I will PM anyone who wants - or you can PM me - with the recs for experts, and also with the name of our amazing barrister. She loves it when I give people free advice from what I've learned from her, too - she used to head a charity for kids excluded for SEN so she is driven by real passion for what she does. She's ranked Tier 1 in the Legal 500, which is a very big deal in legal terms, and OFSTED instruct her in very tricky cases, yet she charges hugely less than a local provincial SEN solicitor.
Finally, the LA can be allies. They have no money - that's why they are so hardball at Tribunals - but they care, in my experience. I love our LA despite going to Tribunals against them and dealing with shenanigans. That relationship is valuable because I can trust them if a school fails to comply with the EHCP. When a school messed one of mine around, the LA contacted the Inclusion Team for me and so pressure was applied by them, me and Inclusion - the school started co-operating. They are just doing what they have to, because the government underfund them so badly that if every kid got what they needed, the LAs would all go bankrupt. So don't take it personally - but also, don't forget that your child has you as their sole advocate. You are the only person who can ensure they have a chance to thrive in adult life, instead of being a recluse, or abused. Never feel bad for fighting for them - that's our job description, and if you are patient, polite and reasonable with the LA and clear that you will never stop advocating for your child, believe me, they respect you for it. More than one has told me that the kids they really fear for are the ones whose parents don't care. You need to be what a doctor friend of mine calls 'a velvet bulldozer'.

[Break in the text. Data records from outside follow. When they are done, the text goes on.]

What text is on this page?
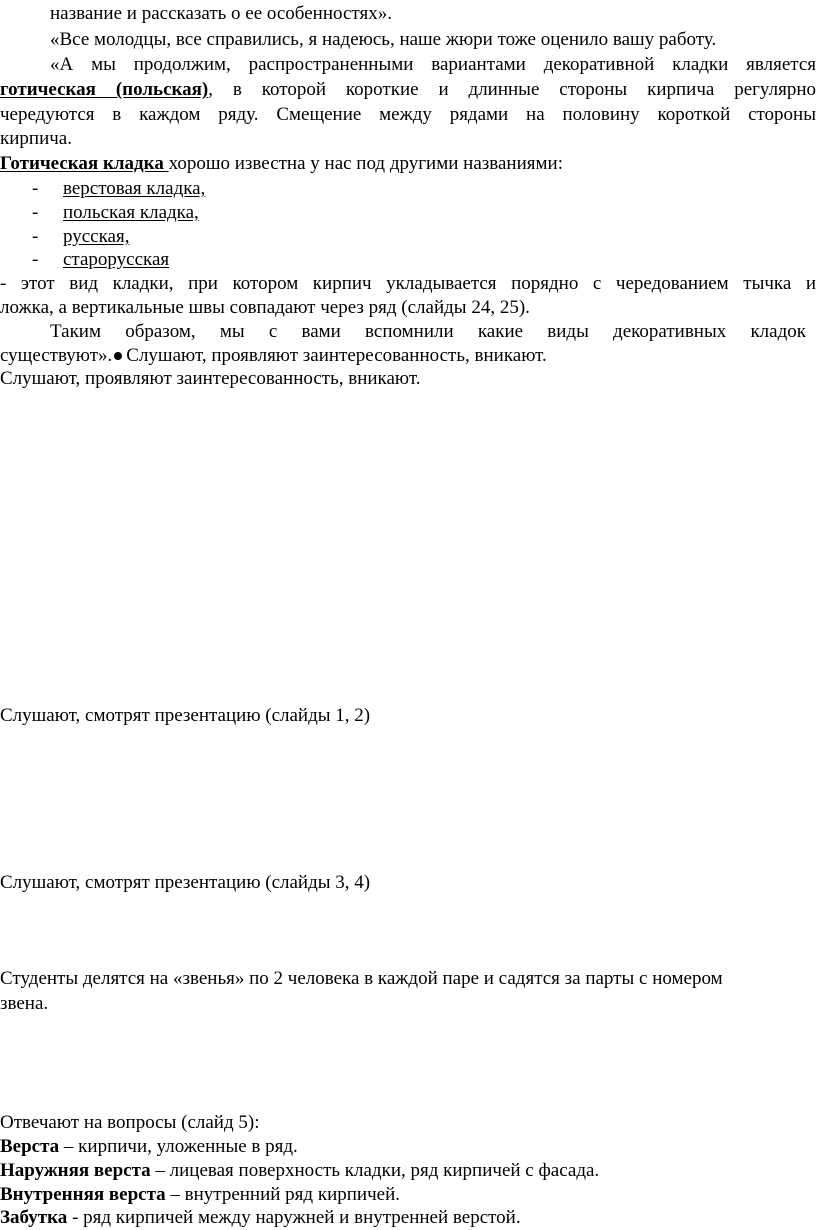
название и рассказать о ее особенностях».
«Все молодцы, все справились, я надеюсь, наше жюри тоже оценило вашу работу.
«А мы продолжим, распространенными вариантами декоративной кладки является
готическая (польская), в которой короткие и длинные стороны кирпича регулярно
чередуются в каждом ряду. Смещение между рядами на половину короткой стороны
кирпича.
Готическая кладка хорошо известна у нас под другими названиями:
- верстовая кладка,
- польская кладка,
- русская,
- старорусская
- этот вид кладки, при котором кирпич укладывается порядно с чередованием тычка и
ложка, а вертикальные швы совпадают через ряд (слайды 24, 25).
Таким образом, мы с вами вспомнили какие виды декоративных кладок
существуют». Слушают, проявляют заинтересованность, вникают.
Слушают, проявляют заинтересованность, вникают.
Слушают, смотрят презентацию (слайды 1, 2)
Слушают, смотрят презентацию (слайды 3, 4)
Студенты делятся на «звенья» по 2 человека в каждой паре и садятся за парты с номером
звена.
Отвечают на вопросы (слайд 5):
Верста – кирпичи, уложенные в ряд.
Наружняя верста – лицевая поверхность кладки, ряд кирпичей с фасада.
Внутренняя верста – внутренний ряд кирпичей.
Забутка - ряд кирпичей между наружней и внутренней верстой.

Happy to help anyone at all who PMs me. I have lost count of the number of people I have PM'd on here in the last decade to see help and support myself - there s a quiet Freemasonry of parents of SEN kids. I was helped by those who have been through this and that's how I found out what to do next, and I would always welcome paying forward the huge support and help that I have been given. My inbox is always there to anyone who would like a steer.